Black Kettle, der in seinem Volk auch Moxtaveto genannt wurde, war im Jahr 1803 geboren worden. In seinem ereignisreichen Leben war er vom Krieger zum obersten Häuptling der südlichen Cheyenne aufgestiegen. Man schätzte seine Erfahrung und Weisheit, doch in den letzten Jahren stieß er zunehmend auf den Widerstand jener Cheyenne, die ihn nicht weiter auf dem Weg des Friedens begleiten wollten. Ein Zeichen hierfür war auch die Teilung der Stämme in zwei getrennte Winterlager. Auch wenn das von Black Kettle das größere war, so schmerzte es dennoch, dass sie die Unbilden des Winters nicht gemeinsam teilen würden.
Der alte Häuptling der Cheyenne nickte bedächtig. „Ein gemeinsames großes Lager wäre mein Wunsch gewesen, mein Freund, doch ich will jene nicht zwingen, die dem Wort der Weißen nicht vertrauen. Immerhin teilen sie die Beute ihrer Jagdausflüge mit uns.“
„Die Unruhen dieses Jahres haben uns Zeit und Leben gekostet“, stellte White Antelope fest. „Statt den Büffel zu jagen, war mancher Krieger lieber hinter den Skalps der Eindringlinge her. Hätten sie stattdessen Wild gejagt, so hätten wir genug Vorräte und der Frieden wäre gesichert. So unsicher dieser Frieden letztlich auch sein mag.“
Black Kettle legte dem Freund für einen kurzen Moment die Hand an die Schulter. „Mancher Krieger versteht nicht, warum wir den letzten Vertragsbruch der Weißen hinnehmen müssen. Dass der weiße Mann einfach zu stark ist, um ihm auf Dauer zu widerstehen.“
„Ja, mancher denkt, dass du dich den Vejohs unterwirfst.“ Der jüngere Häuptling benutzte einen Begriff für die Weißen, der bei den Siouxstämmen und Cheyenne durchaus üblich war.

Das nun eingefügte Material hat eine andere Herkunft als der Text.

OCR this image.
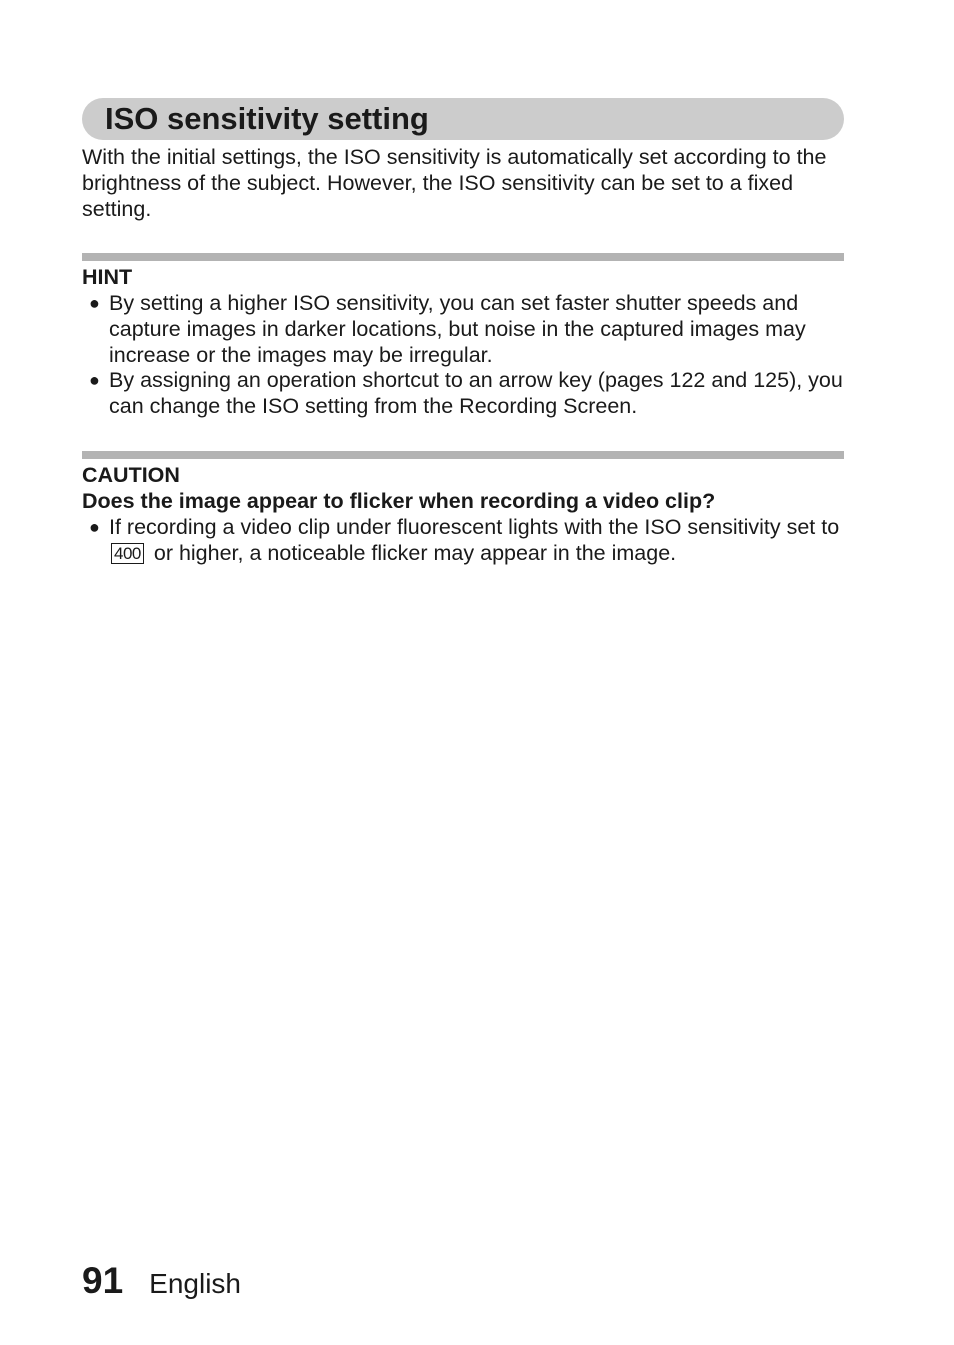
ISO sensitivity setting

With the initial settings, the ISO sensitivity is automatically set according to the brightness of the subject. However, the ISO sensitivity can be set to a fixed setting.

HINT
● By setting a higher ISO sensitivity, you can set faster shutter speeds and capture images in darker locations, but noise in the captured images may increase or the images may be irregular.
● By assigning an operation shortcut to an arrow key (pages 122 and 125), you can change the ISO setting from the Recording Screen.
CAUTION
Does the image appear to flicker when recording a video clip?
● If recording a video clip under fluorescent lights with the ISO sensitivity set to 400 or higher, a noticeable flicker may appear in the image.
91 English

„Wir müssen den Frieden bewahren, sonst wird unser Volk untergehen.“
„Auch ich bin für den Frieden“, versicherte White Antelope. „Doch was sollen wir tun? In diesem Jahr waren es weniger Büffel als in den Jahren zuvor, und ich sage dir, im kommenden Jahr werden es noch weniger sein. Es gibt immer weniger Büffel und immer mehr weiße Männer.“
Sie beobachteten eine Handvoll Frauen, die eine große Gruppe Kinder beim Ballspiel beaufsichtigten. Die meisten Squaws widmeten sich den Arbeiten, die dringend vollendet werden mussten. Sie suchten nach Feuerholz, besserten Zelte und Kleidung aus und nähten an warmen Winterjacken. Häute wurden gegerbt, Leder weich gekaut und in den Wäldern nach Kräutern, essbaren Pflanzen und Wurzeln gesucht. Hagebutten und Eicheln gehörten zu den begehrtesten Wintervorräten, da sie reich an Nährstoffen waren. Mit etwas Glück konnten die hier versammelten Stämme den Winter überstehen, doch die Jäger würden unentwegt für Nachschub sorgen und dafür immer weitere Strecken zurücklegen müssen.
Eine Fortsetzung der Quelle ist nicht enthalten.